It's Friday, March 18 and I’m finally hanging out in San Diego.
It's morning and I’m sitting at a café, sipping both chamomile tea and lemonade. My best friend is across from me doing homework. I’m holding a Mary Karr memoir while actually engaging in a medium-grade text argument with my girlfriend in Massachusetts, which is taking up most of my mental space, until the phone rings.
Aunt Coral. I let it go to voicemail.
I don’t always listen to my messages right away. This time I do.
“Hi Kia, it’s Aunt Coral. I just talked to your mom and I wanted to say how sorry I am that you’re going to have to go down this road—“
I stop the message. What road? What does she know that I don’t know? My stomach drops, chest starts pounding.
I immediately call my mother. What has she not told me?
“Did you get the test results back?”
“Not yet sweetie,” she says.
“Well I just got this message from Aunt Coral about the long and lonely road I’m having to go down, and it sounds like she knows something I don’t.”
And then she is breaking down and admitting that they did get the results back, that they were just going to wait five more minutes to call me, and saying words like lymphoma and leukemia and bone marrow.
I can’t believe we are talking about me, and that I’m sitting here in this backyard café hearing my mom tell me that I have some kind of cancer while all the other people sitting around me (probably) don’t have cancer and don’t realize and can’t realize that this is the news I am getting on my phone right now. And would they care if they knew? How would they feel to know that someone in their midst was having this very life changing conversation while we all sipped our breakfast drinks and sat around in the sun?

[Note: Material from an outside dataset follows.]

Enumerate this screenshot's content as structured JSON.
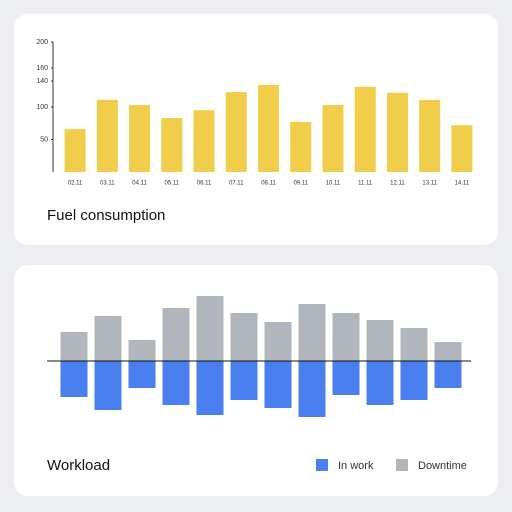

I guess most people don’t usually find out they have cancer in the middle of backyard cafes.
There is usually a doctor’s office, right? And a stern looking doctor with papers in his hands.
Then Abby and I drive downtown for our hair appointments. We had made them days earlier. Should I not get a haircut because I now have cancer? I can’t find a reason why not.
My mom appears on the phone again with far more information than I can process and the grim suggestion that maybe I shouldn’t waste money on a haircut since, after all, I’d be having chemo within a month.
“Find a new angle, mom,” I tell her, completely put off by her perspective, yet worried somewhere that I’m being an ungrateful brat. Cancer or not, my relationship with her is never without it’s conflicts.
Then I’m sitting through the longest haircut of my life, and I’m bluffing through all those generic conversations you have to have with people who cut your hair and clean your teeth and such. She’s asking where I live and what I do, and she heard I was getting married and when was that happening? And the whole time I’m describing the life that was my life yesterday, but is no longer my life today, or tomorrow, or any day I can yet forsee.